Crear un ritual de aterrizaje
- Baja luces
- Ruido blanco
- Actividad tranquila
Apoyo gradual
Dormir en brazos → mano en pecho → presencia.
👉 Muletillas y asociaciones de sueño
Validar emociones
Acompaña, no ignores.
Flexibilidad: siesta de rescate
Carro, coche o porteo. Mejor eso que sobrecansancio.
Señales de alerta
- Ronquidos
- Sudor excesivo
- Movimientos bruscos
- Somnolencia extrema
Puntos clave
- Las siestas son clave para el desarrollo
- El sobrecansancio empeora todo
- El ambiente influye directamente
- Tu presencia regula
- No busques perfección
Preguntas frecuentes
¿Es normal que mi bebé solo duerma 30 minutos de siesta?
Sí, es de lo más común y tiene una explicación clara: un ciclo de sueño en un bebé dura entre 30 y 45 minutos. Lo que estás viendo es un bebé que completa un ciclo y se despierta en el microdespertar del final, en lugar de encadenar con el siguiente. No es que duerma mal, es que aún no sabe enlazar. Dicho esto, conviene trabajarlo, porque para que la siesta sea reparadora de verdad lo ideal es que pase de la hora.
¿Tengo que dejar llorar a mi bebé para que alargue las siestas?
No, y además sería contraproducente. Alargar una siesta se consigue quitando lo que la interrumpe: ajustando la ventana de sueño para que no llegue sobrecansado, manteniendo el mismo ambiente durante toda la siesta, y estando cerca para volver a dormirle en cuanto asome el despertar del primer ciclo. Es un trabajo de acompañamiento, no de espera.
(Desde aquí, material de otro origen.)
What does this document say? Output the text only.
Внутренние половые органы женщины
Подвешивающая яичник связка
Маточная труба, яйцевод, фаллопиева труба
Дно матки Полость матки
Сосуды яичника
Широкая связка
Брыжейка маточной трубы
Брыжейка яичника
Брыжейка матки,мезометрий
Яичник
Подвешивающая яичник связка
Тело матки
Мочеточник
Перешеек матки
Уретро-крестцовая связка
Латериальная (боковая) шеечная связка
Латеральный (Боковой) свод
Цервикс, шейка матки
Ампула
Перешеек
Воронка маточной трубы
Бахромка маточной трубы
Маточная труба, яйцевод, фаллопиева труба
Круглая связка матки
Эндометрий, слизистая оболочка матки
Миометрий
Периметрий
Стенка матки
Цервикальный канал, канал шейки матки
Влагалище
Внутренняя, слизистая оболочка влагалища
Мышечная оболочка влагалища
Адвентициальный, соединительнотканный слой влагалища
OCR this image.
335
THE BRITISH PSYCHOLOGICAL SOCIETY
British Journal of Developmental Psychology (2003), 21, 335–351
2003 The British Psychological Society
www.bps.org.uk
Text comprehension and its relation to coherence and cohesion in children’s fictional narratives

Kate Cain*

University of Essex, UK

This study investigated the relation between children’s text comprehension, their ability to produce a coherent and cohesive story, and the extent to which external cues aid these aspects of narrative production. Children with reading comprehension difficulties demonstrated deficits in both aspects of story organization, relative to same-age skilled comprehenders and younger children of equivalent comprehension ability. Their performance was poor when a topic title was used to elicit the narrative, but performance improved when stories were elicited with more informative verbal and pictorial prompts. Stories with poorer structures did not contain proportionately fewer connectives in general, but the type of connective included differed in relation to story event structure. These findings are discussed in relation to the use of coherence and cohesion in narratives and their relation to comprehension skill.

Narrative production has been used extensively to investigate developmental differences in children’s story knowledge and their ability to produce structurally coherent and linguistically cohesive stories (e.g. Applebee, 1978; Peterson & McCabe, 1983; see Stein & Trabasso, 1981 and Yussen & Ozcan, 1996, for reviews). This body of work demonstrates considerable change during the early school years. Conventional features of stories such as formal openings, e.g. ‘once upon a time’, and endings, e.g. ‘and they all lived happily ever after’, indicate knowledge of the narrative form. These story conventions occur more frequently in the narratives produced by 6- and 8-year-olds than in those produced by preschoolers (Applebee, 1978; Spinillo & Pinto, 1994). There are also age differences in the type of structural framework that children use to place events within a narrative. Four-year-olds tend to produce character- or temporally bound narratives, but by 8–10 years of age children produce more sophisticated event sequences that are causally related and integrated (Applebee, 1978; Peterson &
¿Y si he probado de todo y nada funciona?
En el corto plazo, prioriza que duerma por encima de cómo duerme: una siesta de rescate en el carro, en el coche o en porteo es infinitamente mejor que no dormir nada y acumular sobrecansancio para la noche. Rompe el ciclo así unos días y luego vuelve a intentarlo con el bebé más descansado. Y revisa lo básico antes de nada: la ventana de sueño de su edad y la hora a la que se acuesta.
¿Hasta qué edad debe hacer siestas mi hijo?
La mayoría de los niños mantienen una siesta hasta los 3 o 4 años, y a partir de ahí la van dejando de forma natural. Entre los 24 y los 36 meses todavía necesitan un mínimo de unas 2 horas de sueño diurno, y entre los 3 y los 6 años una hora como máximo, si es que aún la hacen. Si tu hijo deja de dormir la siesta pero llega irritable al final del día, probablemente la ha dejado antes de tiempo.
¿Cuántas siestas le tocan a mi bebé según su edad?
Depende bastante de la edad y va bajando de forma escalonada: de 4 a 6 al principio, 3 o 4 entre los 4 y 6 meses, y ya solo una a partir del año y medio. Tienes la tabla completa con las siestas, las horas de sueño y las ventanas de vigilia de cada tramo en el artículo sobre cuántas horas duerme un bebé según su edad.